The idea of monogamy hasn’t so much been tried and found wanting, as found difficult and left untried.
— G. K. Chesterton
The surprise box-office hit of 2005 was a film called March of the Penguins. The second-biggest money-making documentary to date, viewers were touched by its depiction of the extreme dedication penguin couples showed in nurturing their adorable penguin pups. Many viewers seemed to see their own marriages reflected in the penguins’ sacrifice for their offspring and for one another. As one reviewer put it, “It’s impossible to watch the thousands of penguins huddled together against the icy Antarctic blasts . . . without feeling a tug of anthropomorphic kinship.”
Churches across the United States reserved cinemas for private screenings for their congregations. Rich Lowry, editor of The National Review, told a conference of young Republicans, “Penguins are the really ideal example of monogamy. The dedication of these birds is amazing.” Adam Leipzig, president of National Geographic Feature Films, declared the penguins “model parents,” continuing, “What they go through to look after their children is phenomenal, and no parent who sees it will ever complain about the school run. There are parallels with human nature and it’s moving to see.”
Ainley reports having witnessed cases of penguin ménages-à-trois, in which two males take turns caring for a particular female’s egg, as well as “penguin prostitution,” where females receive prime nest-building pebbles in exchange for a bit of penguin poontang.

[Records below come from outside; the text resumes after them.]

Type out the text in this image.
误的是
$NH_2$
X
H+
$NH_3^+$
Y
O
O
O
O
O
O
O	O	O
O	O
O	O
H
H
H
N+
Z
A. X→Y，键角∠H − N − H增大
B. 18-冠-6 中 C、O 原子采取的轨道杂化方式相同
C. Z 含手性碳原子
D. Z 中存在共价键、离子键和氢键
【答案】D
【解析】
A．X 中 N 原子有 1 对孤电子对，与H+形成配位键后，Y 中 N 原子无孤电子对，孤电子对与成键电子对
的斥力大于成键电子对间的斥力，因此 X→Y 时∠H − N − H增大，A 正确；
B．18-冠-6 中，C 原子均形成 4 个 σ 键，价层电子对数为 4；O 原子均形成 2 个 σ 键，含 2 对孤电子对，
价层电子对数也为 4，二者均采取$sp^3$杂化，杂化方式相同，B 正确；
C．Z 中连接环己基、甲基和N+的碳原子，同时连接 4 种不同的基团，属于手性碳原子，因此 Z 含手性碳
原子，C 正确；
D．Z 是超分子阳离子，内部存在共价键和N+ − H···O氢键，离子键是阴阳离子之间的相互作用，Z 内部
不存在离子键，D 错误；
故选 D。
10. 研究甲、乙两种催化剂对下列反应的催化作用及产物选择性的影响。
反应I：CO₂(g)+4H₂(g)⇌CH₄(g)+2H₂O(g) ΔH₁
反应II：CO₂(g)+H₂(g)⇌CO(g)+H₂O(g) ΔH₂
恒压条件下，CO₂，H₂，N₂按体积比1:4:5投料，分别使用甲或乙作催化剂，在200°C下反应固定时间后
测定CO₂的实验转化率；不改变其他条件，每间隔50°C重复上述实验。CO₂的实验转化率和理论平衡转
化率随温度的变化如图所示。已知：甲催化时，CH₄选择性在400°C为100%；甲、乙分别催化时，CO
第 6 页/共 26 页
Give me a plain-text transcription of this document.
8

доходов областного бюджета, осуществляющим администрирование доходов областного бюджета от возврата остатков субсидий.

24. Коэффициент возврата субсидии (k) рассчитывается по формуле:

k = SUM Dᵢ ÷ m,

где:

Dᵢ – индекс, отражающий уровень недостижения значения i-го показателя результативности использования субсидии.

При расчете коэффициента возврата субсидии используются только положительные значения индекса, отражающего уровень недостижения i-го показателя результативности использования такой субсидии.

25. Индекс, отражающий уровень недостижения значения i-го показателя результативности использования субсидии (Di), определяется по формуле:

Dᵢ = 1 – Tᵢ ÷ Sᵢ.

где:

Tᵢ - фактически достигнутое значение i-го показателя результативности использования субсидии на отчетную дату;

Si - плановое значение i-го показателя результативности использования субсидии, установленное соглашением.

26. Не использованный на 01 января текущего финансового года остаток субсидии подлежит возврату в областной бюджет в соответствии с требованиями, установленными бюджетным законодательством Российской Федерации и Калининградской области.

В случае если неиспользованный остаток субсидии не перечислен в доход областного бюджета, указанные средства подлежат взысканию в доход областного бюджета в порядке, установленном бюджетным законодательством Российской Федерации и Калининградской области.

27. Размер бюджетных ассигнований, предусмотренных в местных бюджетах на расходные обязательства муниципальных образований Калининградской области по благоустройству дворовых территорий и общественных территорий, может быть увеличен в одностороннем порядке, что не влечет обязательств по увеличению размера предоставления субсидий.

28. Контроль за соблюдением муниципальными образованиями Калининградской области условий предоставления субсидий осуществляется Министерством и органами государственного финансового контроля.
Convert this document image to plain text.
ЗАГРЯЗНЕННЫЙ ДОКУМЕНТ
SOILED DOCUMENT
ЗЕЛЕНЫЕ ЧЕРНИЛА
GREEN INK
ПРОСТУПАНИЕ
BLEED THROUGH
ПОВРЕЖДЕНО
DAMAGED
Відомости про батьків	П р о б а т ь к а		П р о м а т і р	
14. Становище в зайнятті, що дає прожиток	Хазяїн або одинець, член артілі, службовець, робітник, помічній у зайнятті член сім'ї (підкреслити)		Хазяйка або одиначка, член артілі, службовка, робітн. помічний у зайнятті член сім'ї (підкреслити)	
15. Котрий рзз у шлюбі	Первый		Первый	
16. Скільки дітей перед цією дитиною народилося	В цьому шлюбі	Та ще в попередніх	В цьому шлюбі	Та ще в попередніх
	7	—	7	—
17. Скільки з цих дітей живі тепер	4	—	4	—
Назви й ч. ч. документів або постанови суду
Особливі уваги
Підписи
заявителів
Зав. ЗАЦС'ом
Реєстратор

But unlike the birds themselves, penguin sexuality is not all black and white. That perfect penguin pair, that “ideal example of monogamy,” those “model parents” are monogamous only as long as it takes to get their little one hatched and into the frigid Antarctic water — a little less than a year. If you’ve seen the film, you know that with all the trekking back and forth across the windswept ice and huddling against raging Antarctic blizzards, there’s not much in the way of extramarital temptation anyway. Once Junior is swimming with the other eleven-month-olds — the penguin equivalent of kindergarten — fidelity is forgotten, and Mom and Dad are back on the penguin prowl. With a breeding adult typically living thirty years or more, these “model parents” have at least two dozen “families” in a lifetime. That is an “ideal example of monogamy”?